String Method Description
s:contains_word(word) Does s contain a word; a string/pattern surrounded by whitespace?
s:contains(pattern) Does s contain the string or lpeg pattern pattern?
s:ends_with(suffix) Returns true if s ends with the specified suffix.
s:is_alpha() Returns true if s only contains alphabetic characters.
s:is_alphanumeric() Returns true if s only contains alphanumeric characters.
s:is_bin() Returns true if s can be interpreted as a positive binary number.
s:is_blank() Returns true if s is all white space characters.
s:is_dec() Returns true if s can be interpreted as a positive integer.
s:is_digit() Returns true if s only contains digit characters.
s:is_empty() Returns true if s is empty (length 0).
s:is_escaped(esc) Returns true if s starts with an escape character esc that defaults to the backslash character.
s:is_float() Returns true if s can be interpreted as an arbitrary floating point number.
s:is_hex() Returns true if s can be interpreted as a positive hexadecimal number.
s:is_int() Returns true if s can be interpreted as an arbitrary integer.
s:is_lower() Returns true if s only contains lowercase characters.
s:is_non_empty() Returns true if s is not the empty string.
s:is_number() Returns true if s can be interpreted as a number or some sort.
s:is_oct() Returns true if s can be interpreted as a positive octal number.
s:is_upper() Returns true if s only contains uppercase characters.
s:starts_with(prefix) Returns true if s starts with the specified prefix.

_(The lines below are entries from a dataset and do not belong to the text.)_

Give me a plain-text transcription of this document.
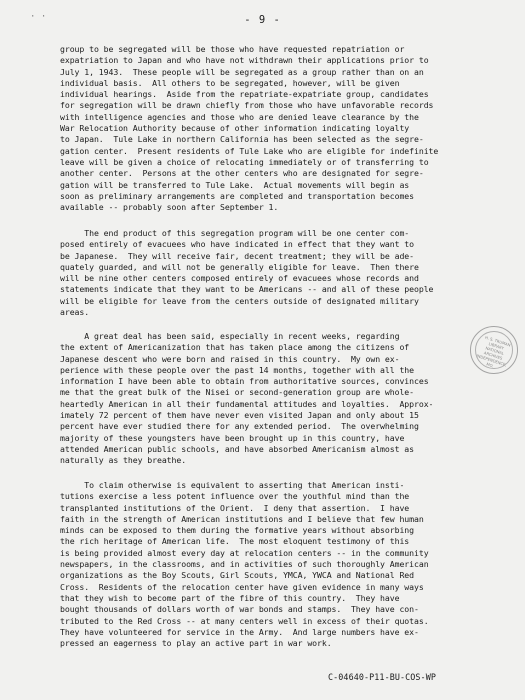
· ·	- 9 -
group to be segregated will be those who have requested repatriation or
expatriation to Japan and who have not withdrawn their applications prior to
July 1, 1943.  These people will be segregated as a group rather than on an
individual basis.  All others to be segregated, however, will be given
individual hearings.  Aside from the repatriate-expatriate group, candidates
for segregation will be drawn chiefly from those who have unfavorable records
with intelligence agencies and those who are denied leave clearance by the
War Relocation Authority because of other information indicating loyalty
to Japan.  Tule Lake in northern California has been selected as the segre-
gation center.  Present residents of Tule Lake who are eligible for indefinite
leave will be given a choice of relocating immediately or of transferring to
another center.  Persons at the other centers who are designated for segre-
gation will be transferred to Tule Lake.  Actual movements will begin as
soon as preliminary arrangements are completed and transportation becomes
available -- probably soon after September 1.
The end product of this segregation program will be one center com-
posed entirely of evacuees who have indicated in effect that they want to
be Japanese.  They will receive fair, decent treatment; they will be ade-
quately guarded, and will not be generally eligible for leave.  Then there
will be nine other centers composed entirely of evacuees whose records and
statements indicate that they want to be Americans -- and all of these people
will be eligible for leave from the centers outside of designated military
areas.
A great deal has been said, especially in recent weeks, regarding
the extent of Americanization that has taken place among the citizens of
Japanese descent who were born and raised in this country.  My own ex-
perience with these people over the past 14 months, together with all the
information I have been able to obtain from authoritative sources, convinces
me that the great bulk of the Nisei or second-generation group are whole-
heartedly American in all their fundamental attitudes and loyalties.  Approx-
imately 72 percent of them have never even visited Japan and only about 15
percent have ever studied there for any extended period.  The overwhelming
majority of these youngsters have been brought up in this country, have
attended American public schools, and have absorbed Americanism almost as
naturally as they breathe.
To claim otherwise is equivalent to asserting that American insti-
tutions exercise a less potent influence over the youthful mind than the
transplanted institutions of the Orient.  I deny that assertion.  I have
faith in the strength of American institutions and I believe that few human
minds can be exposed to them during the formative years without absorbing
the rich heritage of American life.  The most eloquent testimony of this
is being provided almost every day at relocation centers -- in the community
newspapers, in the classrooms, and in activities of such thoroughly American
organizations as the Boy Scouts, Girl Scouts, YMCA, YWCA and National Red
Cross.  Residents of the relocation center have given evidence in many ways
that they wish to become part of the fibre of this country.  They have
bought thousands of dollars worth of war bonds and stamps.  They have con-
tributed to the Red Cross -- at many centers well in excess of their quotas.
They have volunteered for service in the Army.  And large numbers have ex-
pressed an eagerness to play an active part in war work.
H. S. TRUMAN LIBRARY
NATIONAL ARCHIVES
INDEPENDENCE, MO.
C-04640-P11-BU-COS-WP
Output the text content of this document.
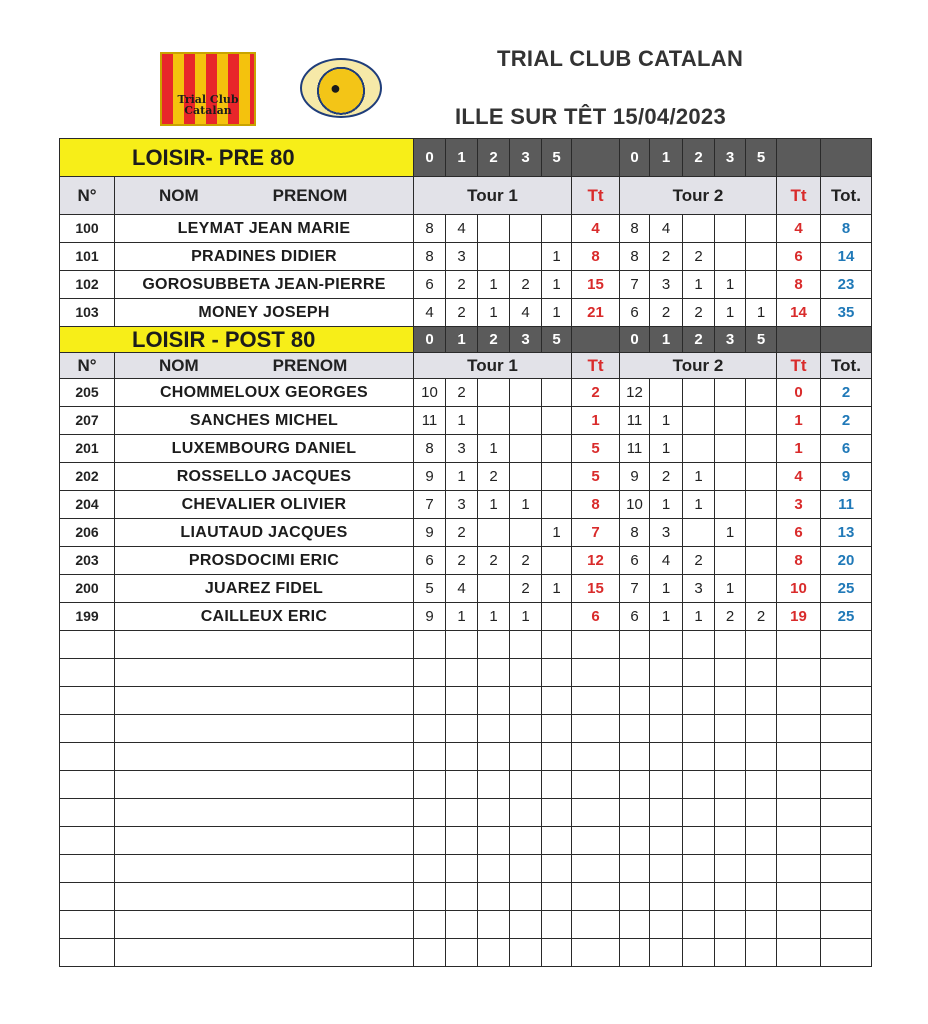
Trial Club
Catalan
●
TRIAL CLUB CATALAN
ILLE SUR TÊT 15/04/2023
LOISIR- PRE 80		0	1	2	3	5		0	1	2	3	5		
N°	NOM PRENOM	Tour 1					Tt	Tour 2					Tt	Tot.
100	LEYMAT JEAN MARIE	8	4				4	8	4				4	8
101	PRADINES DIDIER	8	3			1	8	8	2	2			6	14
102	GOROSUBBETA JEAN-PIERRE	6	2	1	2	1	15	7	3	1	1		8	23
103	MONEY JOSEPH	4	2	1	4	1	21	6	2	2	1	1	14	35
LOISIR - POST 80		0	1	2	3	5		0	1	2	3	5		
N°	NOM PRENOM	Tour 1					Tt	Tour 2					Tt	Tot.
205	CHOMMELOUX GEORGES	10	2				2	12					0	2
207	SANCHES MICHEL	11	1				1	11	1				1	2
201	LUXEMBOURG DANIEL	8	3	1			5	11	1				1	6
202	ROSSELLO JACQUES	9	1	2			5	9	2	1			4	9
204	CHEVALIER OLIVIER	7	3	1	1		8	10	1	1			3	11
206	LIAUTAUD JACQUES	9	2			1	7	8	3		1		6	13
203	PROSDOCIMI ERIC	6	2	2	2		12	6	4	2			8	20
200	JUAREZ FIDEL	5	4		2	1	15	7	1	3	1		10	25
199	CAILLEUX ERIC	9	1	1	1		6	6	1	1	2	2	19	25
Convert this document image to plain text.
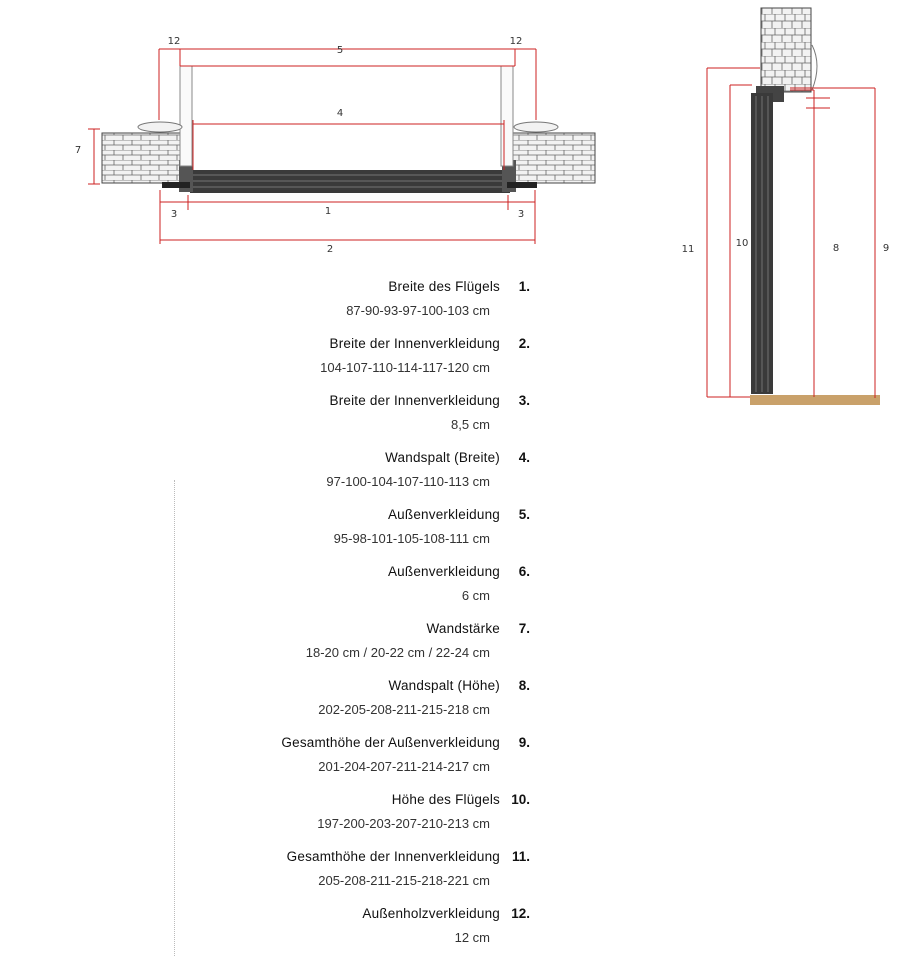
12
5
12
4
7
3	1	3
2	11
10	8	9
Breite des Flügels	1.
87-90-93-97-100-103 cm
Breite der Innenverkleidung	2.
104-107-110-114-117-120 cm
Breite der Innenverkleidung	3.
8,5 cm
Wandspalt (Breite)	4.
97-100-104-107-110-113 cm
Außenverkleidung	5.
95-98-101-105-108-111 cm
Außenverkleidung	6.
6 cm
Wandstärke	7.
18-20 cm / 20-22 cm / 22-24 cm
Wandspalt (Höhe)	8.
202-205-208-211-215-218 cm
Gesamthöhe der Außenverkleidung	9.
201-204-207-211-214-217 cm
Höhe des Flügels 10.
197-200-203-207-210-213 cm
Gesamthöhe der Innenverkleidung 11.
205-208-211-215-218-221 cm
Außenholzverkleidung 12.
12 cm
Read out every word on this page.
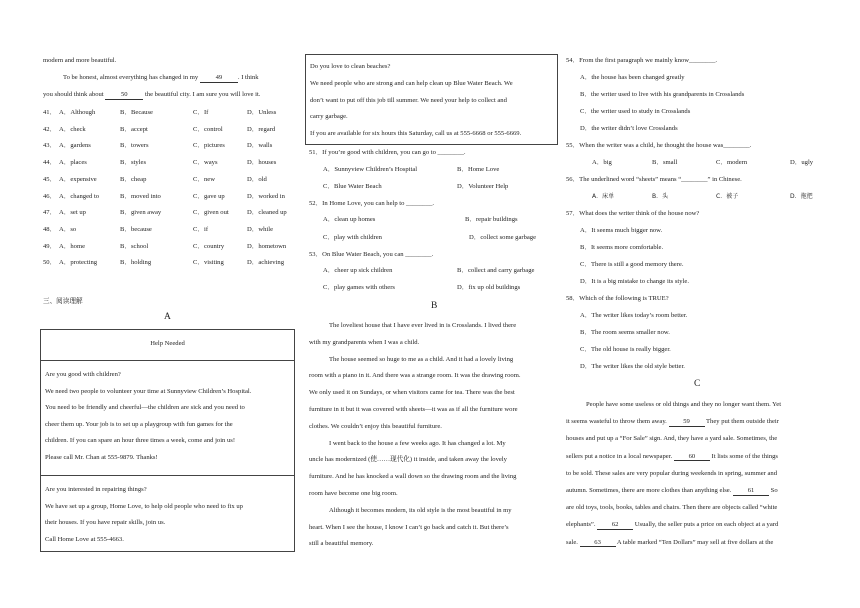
modern and more beautiful.
To be honest, almost everything has changed in my	49 . I think
you should think about	50	the beautiful city. I am sure you will love it.
41． A．Although	B．Because	C．If	D．Unless
42． A．check	B．accept	C．control	D．regard
43． A．gardens	B．towers	C．pictures	D．walls
44． A．places	B．styles	C．ways	D．houses
45． A．expensive	B．cheap	C．new	D．old
46． A．changed to	B．moved into	C．gave up	D．worked in
47． A．set up	B．given away	C．given out	D．cleaned up
48． A．so	B．because	C．if	D．while
49． A．home	B．school	C．country	D．hometown
50． A．protecting	B．holding	C．visiting	D．achieving
三、阅读理解
A
Help Needed
Are you good with children?
We need two people to volunteer your time at Sunnyview Children’s Hospital.
You need to be friendly and cheerful—the children are sick and you need to
cheer them up. Your job is to set up a playgroup with fun games for the
children. If you can spare an hour three times a week, come and join us!
Please call Mr. Chan at 555-9879. Thanks!
Are you interested in repairing things?
We have set up a group, Home Love, to help old people who need to fix up
their houses. If you have repair skills, join us.
Call Home Love at 555-4663.
Do you love to clean beaches?
We need people who are strong and can help clean up Blue Water Beach. We
don’t want to put off this job till summer. We need your help to collect and
carry garbage.
If you are available for six hours this Saturday, call us at 555-6668 or 555-6669.
51．If you’re good with children, you can go to ________.
A．Sunnyview Children’s Hospital	B．Home Love
C．Blue Water Beach	D．Volunteer Help
52．In Home Love, you can help to ________.
A．clean up homes	B．repair buildings
C．play with children	D．collect some garbage
53．On Blue Water Beach, you can ________.
A．cheer up sick children	B．collect and carry garbage
C．play games with others	D．fix up old buildings
B
The loveliest house that I have ever lived in is Crosslands. I lived there
with my grandparents when I was a child.
The house seemed so huge to me as a child. And it had a lovely living
room with a piano in it. And there was a strange room. It was the drawing room.
We only used it on Sundays, or when visitors came for tea. There was the best
furniture in it but it was covered with sheets—it was as if all the furniture wore
clothes. We couldn’t enjoy this beautiful furniture.
I went back to the house a few weeks ago. It has changed a lot. My
uncle has modernized (使……现代化) it inside, and taken away the lovely
furniture. And he has knocked a wall down so the drawing room and the living
room have become one big room.
Although it becomes modern, its old style is the most beautiful in my
heart. When I see the house, I know I can’t go back and catch it. But there’s
still a beautiful memory.
54．From the first paragraph we mainly know________.
A．the house has been changed greatly
B．the writer used to live with his grandparents in Crosslands
C．the writer used to study in Crosslands
D．the writer didn’t love Crosslands
55．When the writer was a child, he thought the house was________.
A．big	B．small	C．modern	D．ugly
56．The underlined word “sheets” means “________” in Chinese.
A．床单	B．头	C．被子	D．拖把
57．What does the writer think of the house now?
A．It seems much bigger now.
B．It seems more comfortable.
C．There is still a good memory there.
D．It is a big mistake to change its style.
58．Which of the following is TRUE?
A．The writer likes today’s room better.
B．The room seems smaller now.
C．The old house is really bigger.
D．The writer likes the old style better.
C
People have some useless or old things and they no longer want them. Yet
it seems wasteful to throw them away. 59 They put them outside their
houses and put up a “For Sale” sign. And, they have a yard sale. Sometimes, the
sellers put a notice in a local newspaper. 60 It lists some of the things
to be sold. These sales are very popular during weekends in spring, summer and
autumn. Sometimes, there are more clothes than anything else. 61 So
are old toys, tools, books, tables and chairs. Then there are objects called “white
elephants”. 62 Usually, the seller puts a price on each object at a yard
sale. 63 A table marked “Ten Dollars” may sell at five dollars at the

A few other queries deal with delimited text. We include them here for completeness. See a later section for all the details.

String Method Description
s:is_delimited(l, r, line) Returns true if s is marked on the left by l and the right by r.
s:contains_delimited(l,r,line) Returns true if s contains delimited text anywhere inside it.
s:is_quoted() Returns true if s is surrounded by single or double quotes.
s:contains_quoted() Returns true if s contains quoted text anywhere inside it.

End Changes

We often need to check or perhaps change just the start or end of a string:

Strings are never changed in place by these methods.
Instead, a string copy with the relevant changes is returned.
String Method Description
s:append(suffix) Returns a new string that is s with the suffix string appended to it.
s:ellipsis(n) Returns a copy of s truncated after n characters with a following ” …”
s:ensure_end(suffix) Return s if it already ends with a specified suffix. Otherwise, it returns a new padded version that does indeed end with the required prefix.
s:ensure_start(prefix) Return s if it already starts with a specified prefix. Otherwise, it returns a new padded version that does indeed start with the required prefix.
s:kill_from(p) Returns a copy of s where each line has from p to the end of that line removed. The p argument can be a number, a string, or a lpeg pattern.
s:kill_to(p) Returns a copy of s where each line is killed from its start up to and including p. The p argument can be a number, a string, or a lpeg pattern.
s:pad_end(len,fill) Return a copy of s with a specified minimum length by padding s on the right. The default fill is a space.
s:pad_start(len,fill) Return a copy of s with a specified minimum length by padding s on the left. The default fill is a space.
s:prepend(prefix) Returns a new string that is s with the prefix string prepended to it.
s:strip_comments(char) Returns a copy of s with any end-of-line comments erased from each line.
The default comment start char is the hash symbol #.
s:trim_end(chars) Returns a copy of s that has chars trimmed from the right side.
The default chars is the Lua pattern for whitespace.
s:trim_start(chars) Returns a copy of s that has chars trimmed from the left side.
The default chars is the Lua pattern for whitespace.
s:trim_ws() Returns a copy of s without any leading or trailing whitespace.
s:trim(chars) Returns a copy of s that has chars trimmed from both the left & right sides.
The default chars is the Lua pattern for whitespace.
s:truncate(n) Returns a copy of a string where each line is truncated at n characters.

General Changes

Other methods change strings anywhere as opposed to those above that only effect the start or end.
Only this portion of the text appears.